Savills are confident that the Hilton Dublin, guiding at €22m will attract strong interest on both an international and domestic basis.
According to Tom Barrett of Savills, “The Hilton Dublin presents a significant opportunity to acquire a leading branded Dublin city centre hotel. Trade and profitability started to recover in recent years and there is immense potential to further grow revenue and profits”.
The hotel recorded strong trading results and profit margins over the past three years in line with the start of a recovery in the Dublin Hotel Market. There are further opportunities to grow revenue as average room rates continue to recover and the addition of the new meeting rooms will create additional revenue opportunities. The hotel also benefits from additional revenue streams from a number of mobile phone masts and car parking licence agreements.
The Hilton Dublin, built in 1997 trades as a high end 4 star hotel and is situated in a prime location overlooking the Grand Canal and adjacent to the LUAS green line. This modern hotel comprises193 spacious air-conditioned bedrooms, lounge, bar and restaurant. The hotel also benefits from excellent conference facilities with a function room which can accommodate 400 theatre style, sub-divisible into 5 hi-tech conference rooms. Three new meeting rooms were added to the hotel in June 2013 due to the hotels high demand for conference facilities. A courtyard patio is fully equipped with outdoor seating and a BBQ area. There also is a gym available for guests and basement car parking. The hotel is in excellent condition throughout following a €5 million investment in 2008, along with significant on-going annual capital expenditure.
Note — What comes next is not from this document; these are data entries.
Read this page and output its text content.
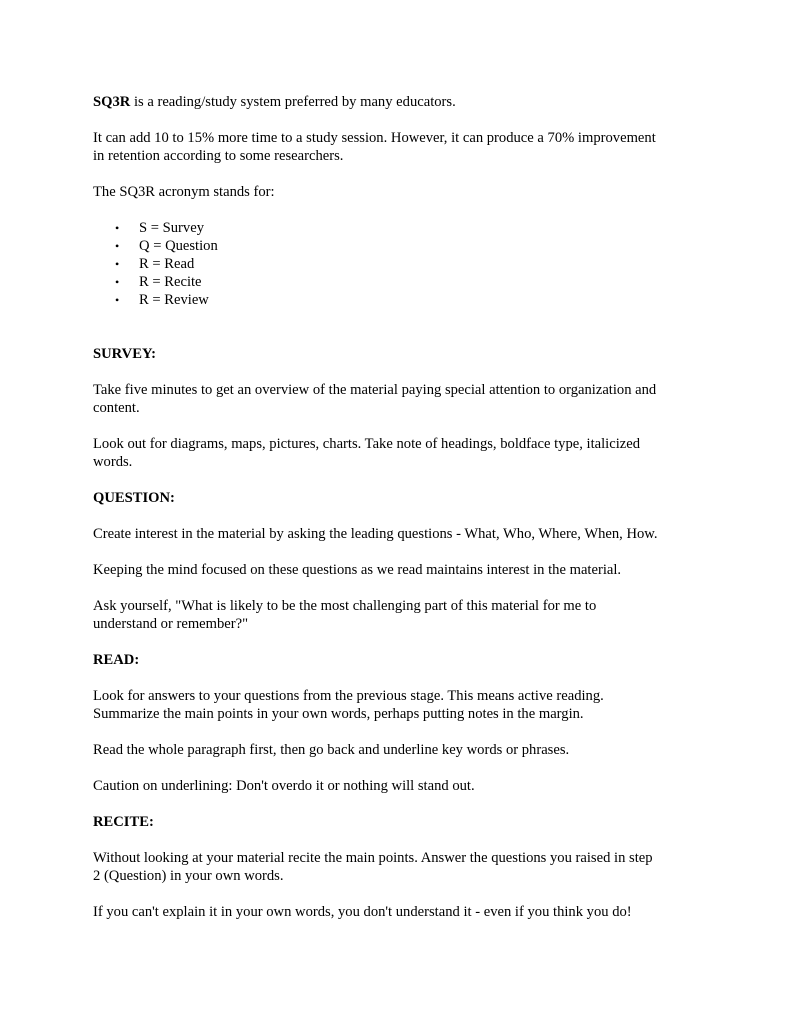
SQ3R is a reading/study system preferred by many educators.

It can add 10 to 15% more time to a study session. However, it can produce a 70% improvement
in retention according to some researchers.

The SQ3R acronym stands for:

• S = Survey
• Q = Question
• R = Read
• R = Recite
• R = Review
SURVEY:

Take five minutes to get an overview of the material paying special attention to organization and
content.

Look out for diagrams, maps, pictures, charts. Take note of headings, boldface type, italicized
words.

QUESTION:

Create interest in the material by asking the leading questions - What, Who, Where, When, How.

Keeping the mind focused on these questions as we read maintains interest in the material.

Ask yourself, "What is likely to be the most challenging part of this material for me to
understand or remember?"

READ:

Look for answers to your questions from the previous stage. This means active reading.
Summarize the main points in your own words, perhaps putting notes in the margin.

Read the whole paragraph first, then go back and underline key words or phrases.

Caution on underlining: Don't overdo it or nothing will stand out.

RECITE:

Without looking at your material recite the main points. Answer the questions you raised in step
2 (Question) in your own words.

If you can't explain it in your own words, you don't understand it - even if you think you do!
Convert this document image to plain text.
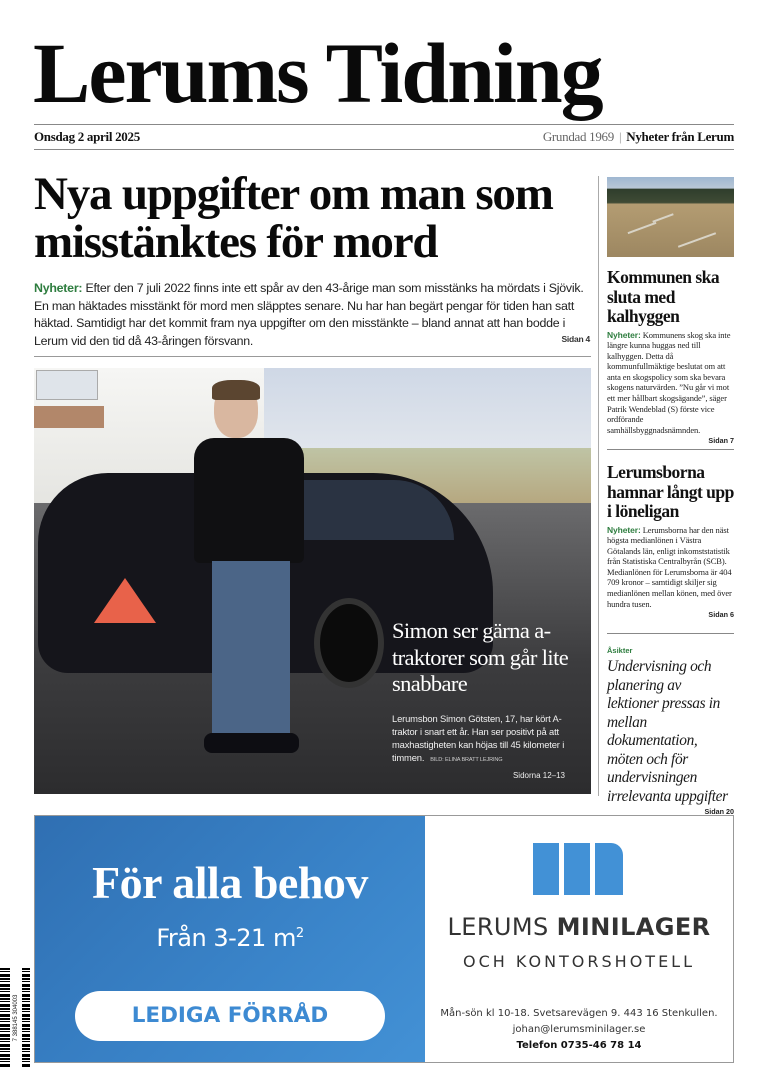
Lerums Tidning
Onsdag 2 april 2025	Grundad 1969 | Nyheter från Lerum
Nya uppgifter om man som misstänktes för mord
Nyheter: Efter den 7 juli 2022 finns inte ett spår av den 43-årige man som misstänks ha mördats i Sjövik. En man häktades misstänkt för mord men släpptes senare. Nu har han begärt pengar för tiden han satt häktad. Samtidigt har det kommit fram nya uppgifter om den misstänkte – bland annat att han bodde i Lerum vid den tid då 43-åringen försvann.	Sidan 4
Simon ser gärna a-traktorer som går lite snabbare
Lerumsbon Simon Götsten, 17, har kört A-traktor i snart ett år. Han ser positivt på att maxhastigheten kan höjas till 45 kilometer i timmen. BILD: ELINA BRATT LEJRING
Sidorna 12–13
Kommunen ska sluta med kalhyggen

Nyheter: Kommunens skog ska inte längre kunna huggas ned till kalhyggen. Detta då kommunfullmäktige beslutat om att anta en skogspolicy som ska bevara skogens naturvärden. ”Nu går vi mot ett mer hållbart skogsägande”, säger Patrik Wendeblad (S) förste vice ordförande samhällsbyggnadsnämnden.

Sidan 7
Lerumsborna hamnar långt upp i löneligan

Nyheter: Lerumsborna har den näst högsta medianlönen i Västra Götalands län, enligt inkomststatistik från Statistiska Centralbyrån (SCB). Medianlönen för Lerumsborna är 404 709 kronor – samtidigt skiljer sig medianlönen mellan könen, med över hundra tusen.

Sidan 6
Åsikter
Undervisning och planering av lektioner pressas in mellan dokumentation, möten och för undervisningen irrelevanta uppgifter
Sidan 20
För alla behov
Från 3-21 $m^2$
LEDIGA FÖRRÅD
LERUMS MINILAGER
OCH KONTORSHOTELL
Mån-sön kl 10-18. Svetsarevägen 9. 443 16 Stenkullen.
johan@lerumsminilager.se
Telefon 0735-46 78 14
7 388145 304003
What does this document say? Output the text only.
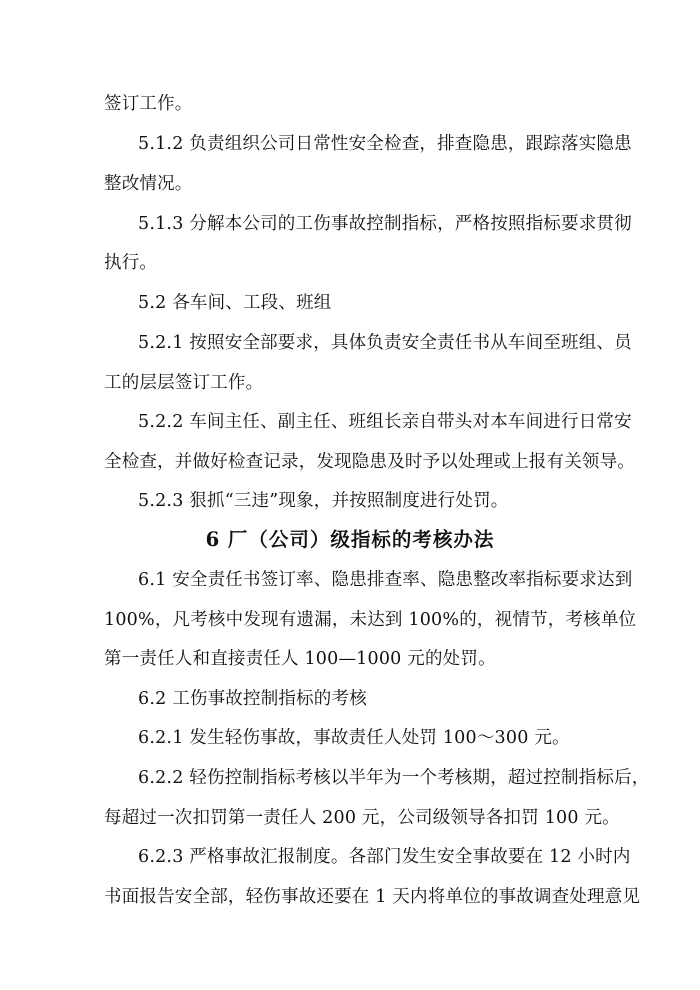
签订工作。
5.1.2 负责组织公司日常性安全检查，排查隐患，跟踪落实隐患
整改情况。
5.1.3 分解本公司的工伤事故控制指标，严格按照指标要求贯彻
执行。
5.2 各车间、工段、班组
5.2.1 按照安全部要求，具体负责安全责任书从车间至班组、员
工的层层签订工作。
5.2.2 车间主任、副主任、班组长亲自带头对本车间进行日常安
全检查，并做好检查记录，发现隐患及时予以处理或上报有关领导。
5.2.3 狠抓“三违”现象，并按照制度进行处罚。
6 厂（公司）级指标的考核办法
6.1 安全责任书签订率、隐患排查率、隐患整改率指标要求达到
100%，凡考核中发现有遗漏，未达到 100%的，视情节，考核单位
第一责任人和直接责任人 100—1000 元的处罚。
6.2 工伤事故控制指标的考核
6.2.1 发生轻伤事故，事故责任人处罚 100～300 元。
6.2.2 轻伤控制指标考核以半年为一个考核期，超过控制指标后，
每超过一次扣罚第一责任人 200 元，公司级领导各扣罚 100 元。
6.2.3 严格事故汇报制度。各部门发生安全事故要在 12 小时内
书面报告安全部，轻伤事故还要在 1 天内将单位的事故调查处理意见
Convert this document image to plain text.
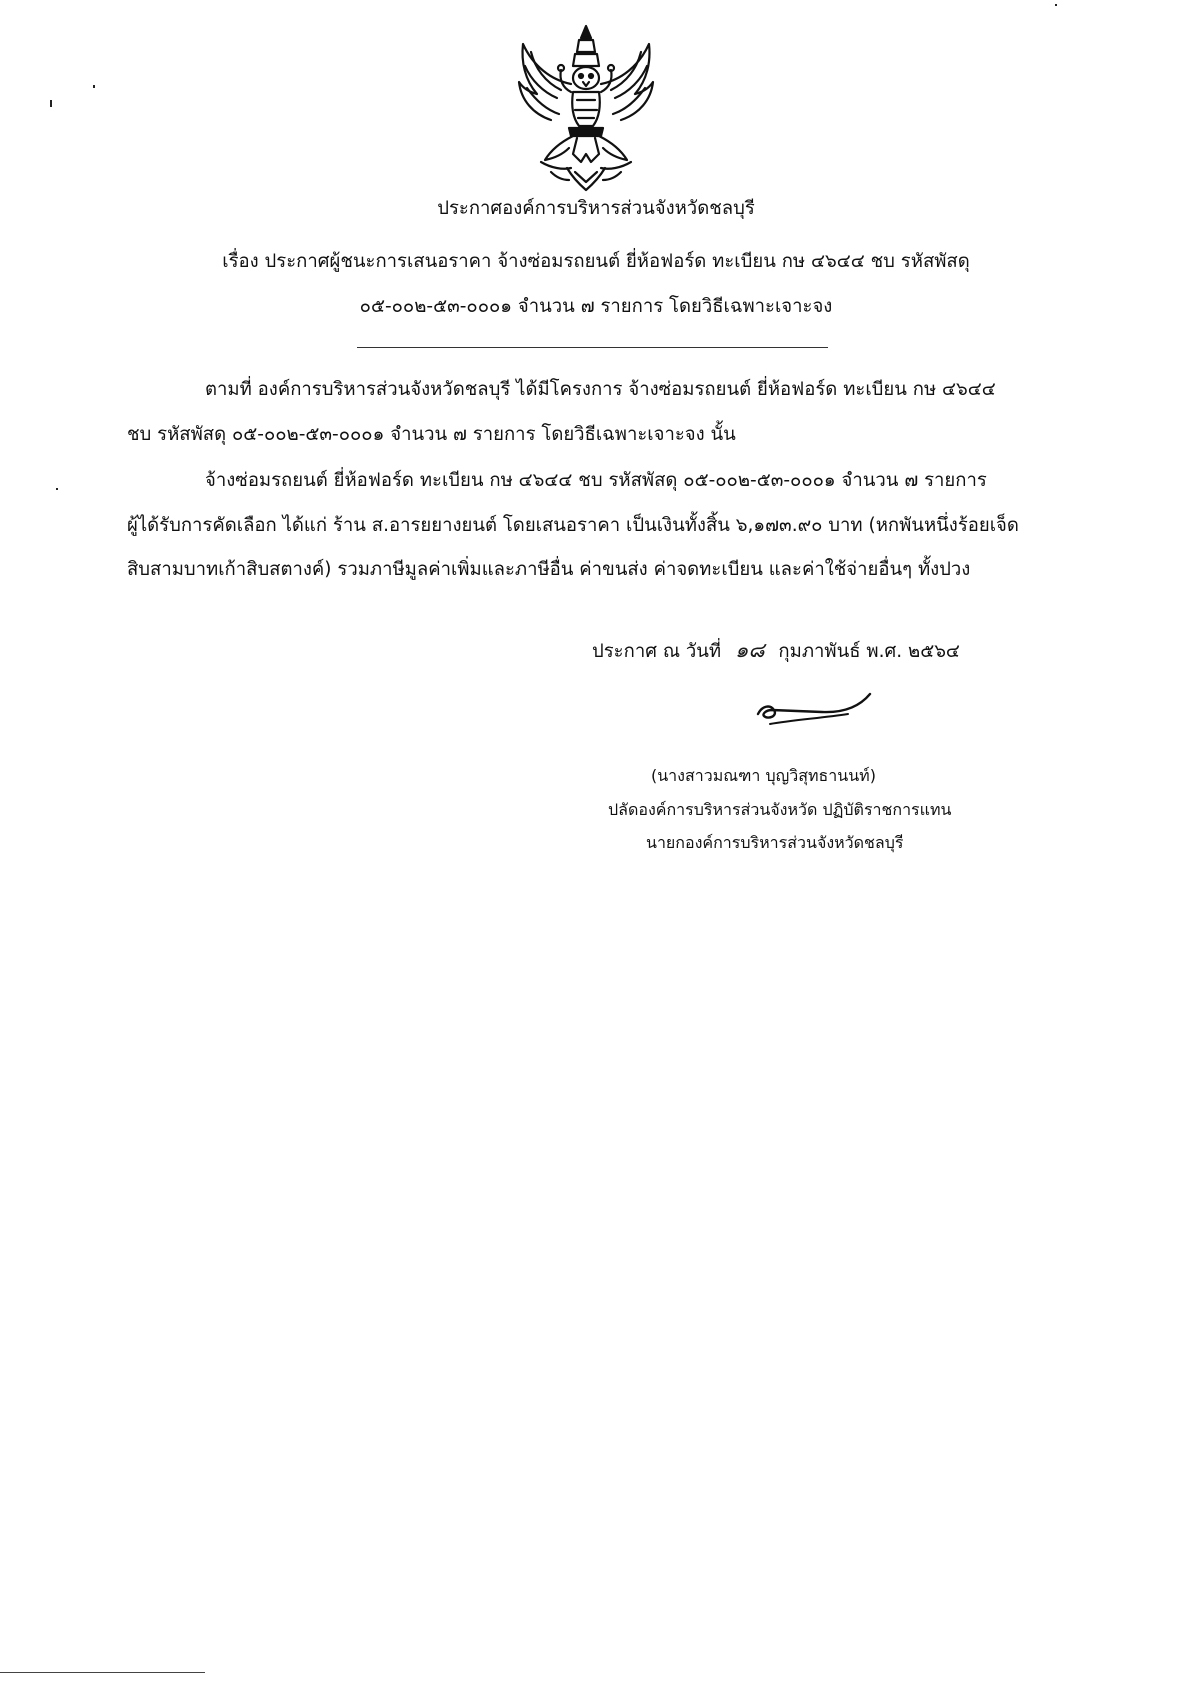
ประกาศองค์การบริหารส่วนจังหวัดชลบุรี
เรื่อง ประกาศผู้ชนะการเสนอราคา จ้างซ่อมรถยนต์ ยี่ห้อฟอร์ด ทะเบียน กษ ๔๖๔๔ ชบ รหัสพัสดุ
๐๕-๐๐๒-๕๓-๐๐๐๑ จำนวน ๗ รายการ โดยวิธีเฉพาะเจาะจง
ตามที่ องค์การบริหารส่วนจังหวัดชลบุรี ได้มีโครงการ จ้างซ่อมรถยนต์ ยี่ห้อฟอร์ด ทะเบียน กษ ๔๖๔๔
ชบ รหัสพัสดุ ๐๕-๐๐๒-๕๓-๐๐๐๑ จำนวน ๗ รายการ โดยวิธีเฉพาะเจาะจง นั้น
จ้างซ่อมรถยนต์ ยี่ห้อฟอร์ด ทะเบียน กษ ๔๖๔๔ ชบ รหัสพัสดุ ๐๕-๐๐๒-๕๓-๐๐๐๑ จำนวน ๗ รายการ
ผู้ได้รับการคัดเลือก ได้แก่ ร้าน ส.อารยยางยนต์ โดยเสนอราคา เป็นเงินทั้งสิ้น ๖,๑๗๓.๙๐ บาท (หกพันหนึ่งร้อยเจ็ด
สิบสามบาทเก้าสิบสตางค์) รวมภาษีมูลค่าเพิ่มและภาษีอื่น ค่าขนส่ง ค่าจดทะเบียน และค่าใช้จ่ายอื่นๆ ทั้งปวง
ประกาศ ณ วันที่ ๑๘ กุมภาพันธ์ พ.ศ. ๒๕๖๔
(นางสาวมณฑา บุญวิสุทธานนท์)
ปลัดองค์การบริหารส่วนจังหวัด ปฏิบัติราชการแทน
นายกองค์การบริหารส่วนจังหวัดชลบุรี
Due to its prime location in the heart of Dublin the hotel benefits from strong corporate and leisure business. The hotel is surrounded by a number of high profile office occupiers such as Rabobank, Mercer, Marsh Insurances, a sub office of The Central Bank and LinkedIn. On the opposite side of the Canal the Kuwaiti Embassy occupy offices in One Grand Parade while east along the Canal is the Dublin Docklands which has been transformed into the prime office location in Dublin with leading global banks and internet companies such as State Street Bank, Google and Facebook. Stephens Green and Grafton Street, Dublin’s main recreation and shopping areas are nearby along with The Aviva Rugby and Football Stadium and the famous Royal Dublin Society (RDS) show grounds, all within walking distance of the hotel.
The hotel opened in 1997 under the Stakis brand and subsequently rebranded to Hilton in 2000. Hilton Worldwide is recognised as the number one global brand in the hospitality industry with 3,900 hotels and 640,000 rooms in 90 countries worldwide. In Dublin, Hilton added both the Morrison and Burlington hotels to its brand portfolio this year, with both trading as DoubleTree. The Morrisson sold for €22 million approx. 18 months ago and after a €7m upgrade reflects a value of €210,000 per room while the Burlington which sold to Blackstone for €67 million in December 2012 is undergoing a €17 million investment and reflects a value of €167,000 per room.
The hotel is managed by Hilton under a 20 year management contract from 2005. The strength of the Hilton brand cannot be underestimated, with room occupancy rate of almost 90% recorded in 2012. The fee structure is strongly incentivised towards the property investor and there is a significant reserve fund in place to ensure that the property is maintained to the highest Hilton brand standards.